Document Type

Article

Publication Title

Harvard Civil Rights-Civil Liberties Law Review

Publication Date

2011

Abstract

Notwithstanding claims that the election of President Barack Obama signals a post-racial epoch, one does not have to look far for evidence that race still matters. It is particularly evident in how we police, which remains very much racially inflected. Even when racial animus is absent, there often persists the perception that racial bias is present, even inevitable, as the recent firestorm over the arrest of Harvard Professor Henry Louis Gates attests to. Scholars such as Randall Kennedy have long argued that disparate treatment by police amounts to the imposition of a “racial tax.” But this comparison, while descriptively apt, falls short of capturing the complexity and interconnectivity of the harms resulting from disparate treatment. It is time for a broader argument. It is time to identify such disparate treatment, as well as the perception of disparate treatment, for what it is: a flaw in our claim of equal citizenship. This Article makes that argument.

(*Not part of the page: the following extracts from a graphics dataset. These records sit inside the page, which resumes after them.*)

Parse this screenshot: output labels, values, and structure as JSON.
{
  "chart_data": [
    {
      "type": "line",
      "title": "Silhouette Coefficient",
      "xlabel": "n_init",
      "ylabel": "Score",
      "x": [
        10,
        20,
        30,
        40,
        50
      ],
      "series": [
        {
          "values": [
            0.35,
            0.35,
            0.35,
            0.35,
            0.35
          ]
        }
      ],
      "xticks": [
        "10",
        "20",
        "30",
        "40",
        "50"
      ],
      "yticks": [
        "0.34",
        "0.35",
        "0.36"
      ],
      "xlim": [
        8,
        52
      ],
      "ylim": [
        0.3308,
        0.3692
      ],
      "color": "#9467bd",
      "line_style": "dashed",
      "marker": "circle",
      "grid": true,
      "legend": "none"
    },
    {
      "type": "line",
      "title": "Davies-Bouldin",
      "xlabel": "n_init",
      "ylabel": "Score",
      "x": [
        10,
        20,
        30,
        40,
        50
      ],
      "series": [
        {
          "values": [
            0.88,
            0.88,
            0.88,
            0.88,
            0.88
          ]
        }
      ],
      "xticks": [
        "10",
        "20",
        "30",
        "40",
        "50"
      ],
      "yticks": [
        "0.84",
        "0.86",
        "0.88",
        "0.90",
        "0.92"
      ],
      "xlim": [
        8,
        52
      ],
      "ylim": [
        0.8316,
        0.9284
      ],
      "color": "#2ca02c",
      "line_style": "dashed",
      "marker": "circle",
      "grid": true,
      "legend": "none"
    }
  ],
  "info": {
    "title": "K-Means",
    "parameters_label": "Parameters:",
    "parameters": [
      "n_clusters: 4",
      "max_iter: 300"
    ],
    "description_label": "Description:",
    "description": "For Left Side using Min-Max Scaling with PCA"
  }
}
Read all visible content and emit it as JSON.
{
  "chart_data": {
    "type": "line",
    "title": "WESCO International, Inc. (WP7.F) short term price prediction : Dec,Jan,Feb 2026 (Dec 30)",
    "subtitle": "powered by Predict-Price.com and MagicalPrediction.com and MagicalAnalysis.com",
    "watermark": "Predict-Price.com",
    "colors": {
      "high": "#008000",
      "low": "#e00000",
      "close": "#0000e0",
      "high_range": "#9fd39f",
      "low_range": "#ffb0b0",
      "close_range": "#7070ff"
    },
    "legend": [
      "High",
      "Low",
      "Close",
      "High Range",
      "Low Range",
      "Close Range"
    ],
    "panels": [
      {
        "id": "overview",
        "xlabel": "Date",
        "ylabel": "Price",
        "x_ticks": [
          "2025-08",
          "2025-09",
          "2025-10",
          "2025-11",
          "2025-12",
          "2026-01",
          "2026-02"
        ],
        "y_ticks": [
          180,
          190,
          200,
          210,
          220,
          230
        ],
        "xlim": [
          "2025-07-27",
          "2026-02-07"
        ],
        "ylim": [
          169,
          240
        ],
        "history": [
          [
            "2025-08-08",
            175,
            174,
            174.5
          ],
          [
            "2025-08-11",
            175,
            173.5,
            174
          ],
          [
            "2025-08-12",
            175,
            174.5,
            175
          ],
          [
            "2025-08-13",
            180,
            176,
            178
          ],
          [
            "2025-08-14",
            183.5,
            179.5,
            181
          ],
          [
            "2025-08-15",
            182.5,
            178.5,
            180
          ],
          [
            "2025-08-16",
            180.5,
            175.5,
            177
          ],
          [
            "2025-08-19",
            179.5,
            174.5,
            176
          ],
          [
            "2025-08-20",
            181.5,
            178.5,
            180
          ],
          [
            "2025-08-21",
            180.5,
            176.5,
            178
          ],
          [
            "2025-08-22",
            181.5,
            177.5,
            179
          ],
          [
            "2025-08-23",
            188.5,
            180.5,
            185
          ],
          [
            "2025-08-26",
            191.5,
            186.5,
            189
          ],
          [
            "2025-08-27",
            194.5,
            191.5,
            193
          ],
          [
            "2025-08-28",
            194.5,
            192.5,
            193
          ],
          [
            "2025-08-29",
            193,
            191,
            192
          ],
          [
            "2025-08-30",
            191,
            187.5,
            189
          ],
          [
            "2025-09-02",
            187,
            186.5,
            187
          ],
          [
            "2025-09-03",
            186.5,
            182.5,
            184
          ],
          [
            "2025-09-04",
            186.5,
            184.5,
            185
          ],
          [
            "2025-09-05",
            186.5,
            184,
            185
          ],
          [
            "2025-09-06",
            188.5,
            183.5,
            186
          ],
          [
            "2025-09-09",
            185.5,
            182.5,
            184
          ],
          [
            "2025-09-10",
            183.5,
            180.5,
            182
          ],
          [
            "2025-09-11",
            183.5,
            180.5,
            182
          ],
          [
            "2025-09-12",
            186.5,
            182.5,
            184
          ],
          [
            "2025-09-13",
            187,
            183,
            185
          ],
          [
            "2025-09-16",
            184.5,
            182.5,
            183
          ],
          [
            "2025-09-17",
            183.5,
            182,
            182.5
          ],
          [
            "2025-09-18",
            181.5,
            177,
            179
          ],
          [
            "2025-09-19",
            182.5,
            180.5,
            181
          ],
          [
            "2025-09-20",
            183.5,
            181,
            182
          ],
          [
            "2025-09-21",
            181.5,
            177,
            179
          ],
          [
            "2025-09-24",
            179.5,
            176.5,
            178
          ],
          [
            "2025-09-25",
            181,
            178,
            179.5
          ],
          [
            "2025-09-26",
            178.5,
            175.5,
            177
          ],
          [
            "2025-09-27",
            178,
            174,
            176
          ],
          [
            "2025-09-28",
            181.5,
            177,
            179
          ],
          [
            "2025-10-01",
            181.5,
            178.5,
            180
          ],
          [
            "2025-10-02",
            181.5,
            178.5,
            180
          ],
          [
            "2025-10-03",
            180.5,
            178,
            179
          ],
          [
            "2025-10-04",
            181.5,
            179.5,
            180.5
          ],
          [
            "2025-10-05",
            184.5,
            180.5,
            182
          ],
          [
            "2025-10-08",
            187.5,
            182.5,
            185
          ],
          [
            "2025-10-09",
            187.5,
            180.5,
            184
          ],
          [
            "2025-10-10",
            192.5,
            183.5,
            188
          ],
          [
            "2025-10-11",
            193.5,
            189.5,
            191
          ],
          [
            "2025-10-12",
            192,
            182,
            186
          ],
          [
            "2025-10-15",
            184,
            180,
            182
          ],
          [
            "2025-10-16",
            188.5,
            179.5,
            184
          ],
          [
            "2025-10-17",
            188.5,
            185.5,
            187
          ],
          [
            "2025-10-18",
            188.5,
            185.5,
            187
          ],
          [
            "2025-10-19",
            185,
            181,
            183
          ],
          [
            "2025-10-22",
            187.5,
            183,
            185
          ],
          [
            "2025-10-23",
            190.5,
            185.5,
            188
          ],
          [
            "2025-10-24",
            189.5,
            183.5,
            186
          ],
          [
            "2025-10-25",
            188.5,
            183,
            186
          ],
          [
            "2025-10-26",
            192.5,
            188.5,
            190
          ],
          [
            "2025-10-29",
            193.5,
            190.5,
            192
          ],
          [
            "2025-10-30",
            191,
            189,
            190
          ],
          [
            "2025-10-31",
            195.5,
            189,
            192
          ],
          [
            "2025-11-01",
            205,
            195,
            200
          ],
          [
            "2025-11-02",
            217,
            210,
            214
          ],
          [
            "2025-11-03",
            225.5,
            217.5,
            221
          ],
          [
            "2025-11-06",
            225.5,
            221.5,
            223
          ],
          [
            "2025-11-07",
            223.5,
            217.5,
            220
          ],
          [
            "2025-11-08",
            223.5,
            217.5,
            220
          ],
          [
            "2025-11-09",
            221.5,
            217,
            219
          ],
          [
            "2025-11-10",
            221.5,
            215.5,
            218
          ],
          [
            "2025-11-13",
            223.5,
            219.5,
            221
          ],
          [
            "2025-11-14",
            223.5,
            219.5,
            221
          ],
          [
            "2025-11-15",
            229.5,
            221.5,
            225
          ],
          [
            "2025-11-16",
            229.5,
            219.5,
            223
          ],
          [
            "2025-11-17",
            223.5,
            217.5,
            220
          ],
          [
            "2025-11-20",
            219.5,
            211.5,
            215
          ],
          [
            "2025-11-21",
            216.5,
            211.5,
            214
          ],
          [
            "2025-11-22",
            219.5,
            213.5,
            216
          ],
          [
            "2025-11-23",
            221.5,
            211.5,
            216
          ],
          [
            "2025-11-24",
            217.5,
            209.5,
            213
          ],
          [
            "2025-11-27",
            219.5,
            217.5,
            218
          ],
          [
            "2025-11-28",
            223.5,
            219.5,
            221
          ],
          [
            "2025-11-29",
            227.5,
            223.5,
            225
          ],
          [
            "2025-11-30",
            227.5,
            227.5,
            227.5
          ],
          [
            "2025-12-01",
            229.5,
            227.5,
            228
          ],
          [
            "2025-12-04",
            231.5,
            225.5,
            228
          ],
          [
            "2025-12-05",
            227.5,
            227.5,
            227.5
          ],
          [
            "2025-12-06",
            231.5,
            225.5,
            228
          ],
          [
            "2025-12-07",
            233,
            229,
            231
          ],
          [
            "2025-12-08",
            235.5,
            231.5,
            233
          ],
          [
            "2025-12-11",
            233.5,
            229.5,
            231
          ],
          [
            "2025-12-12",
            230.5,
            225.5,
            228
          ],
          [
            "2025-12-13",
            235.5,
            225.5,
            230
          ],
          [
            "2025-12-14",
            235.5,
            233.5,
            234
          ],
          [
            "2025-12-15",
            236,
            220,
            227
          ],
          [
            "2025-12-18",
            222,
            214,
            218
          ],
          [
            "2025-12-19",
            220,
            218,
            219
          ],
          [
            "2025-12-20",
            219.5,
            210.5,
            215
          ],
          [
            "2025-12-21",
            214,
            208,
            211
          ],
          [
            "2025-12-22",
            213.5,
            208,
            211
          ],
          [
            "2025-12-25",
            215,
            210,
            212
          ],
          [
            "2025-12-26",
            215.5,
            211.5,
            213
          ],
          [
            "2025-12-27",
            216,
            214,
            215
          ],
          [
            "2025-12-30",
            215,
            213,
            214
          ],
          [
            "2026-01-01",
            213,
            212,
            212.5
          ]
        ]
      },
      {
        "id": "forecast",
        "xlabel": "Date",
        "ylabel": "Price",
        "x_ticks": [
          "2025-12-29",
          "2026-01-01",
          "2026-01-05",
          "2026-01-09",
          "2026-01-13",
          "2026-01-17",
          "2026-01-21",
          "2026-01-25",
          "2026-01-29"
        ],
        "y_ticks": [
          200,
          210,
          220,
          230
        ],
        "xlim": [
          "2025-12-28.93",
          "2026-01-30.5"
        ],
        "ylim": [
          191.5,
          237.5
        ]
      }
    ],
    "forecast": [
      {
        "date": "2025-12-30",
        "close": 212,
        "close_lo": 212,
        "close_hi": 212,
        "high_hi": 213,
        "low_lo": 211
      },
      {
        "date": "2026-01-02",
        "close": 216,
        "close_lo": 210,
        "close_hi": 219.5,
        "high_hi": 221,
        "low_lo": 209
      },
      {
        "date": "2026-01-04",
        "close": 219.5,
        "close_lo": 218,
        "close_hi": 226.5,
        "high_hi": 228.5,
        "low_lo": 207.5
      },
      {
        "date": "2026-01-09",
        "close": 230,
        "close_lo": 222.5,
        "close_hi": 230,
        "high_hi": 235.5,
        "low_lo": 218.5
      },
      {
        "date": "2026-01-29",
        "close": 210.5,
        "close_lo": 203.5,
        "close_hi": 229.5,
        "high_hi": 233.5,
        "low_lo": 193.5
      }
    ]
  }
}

To remedy this state of affairs, this Article proposes a new criminal procedure revolution, one that understands criminal procedure rights, and specifically the Fourth Amendment, as inextricably linked to citizenship rights. This new criminal procedure would re-conceptualize reasonable suspicion and consensual encounters, encourage randomization, and reinvigorate civil actions, all with a view of furthering the goal of equal citizenship. While these changes may not eliminate race-based policing entirely, they will move us significantly closer to the goal of equal citizenship. And they will move us closer to a post-racial America.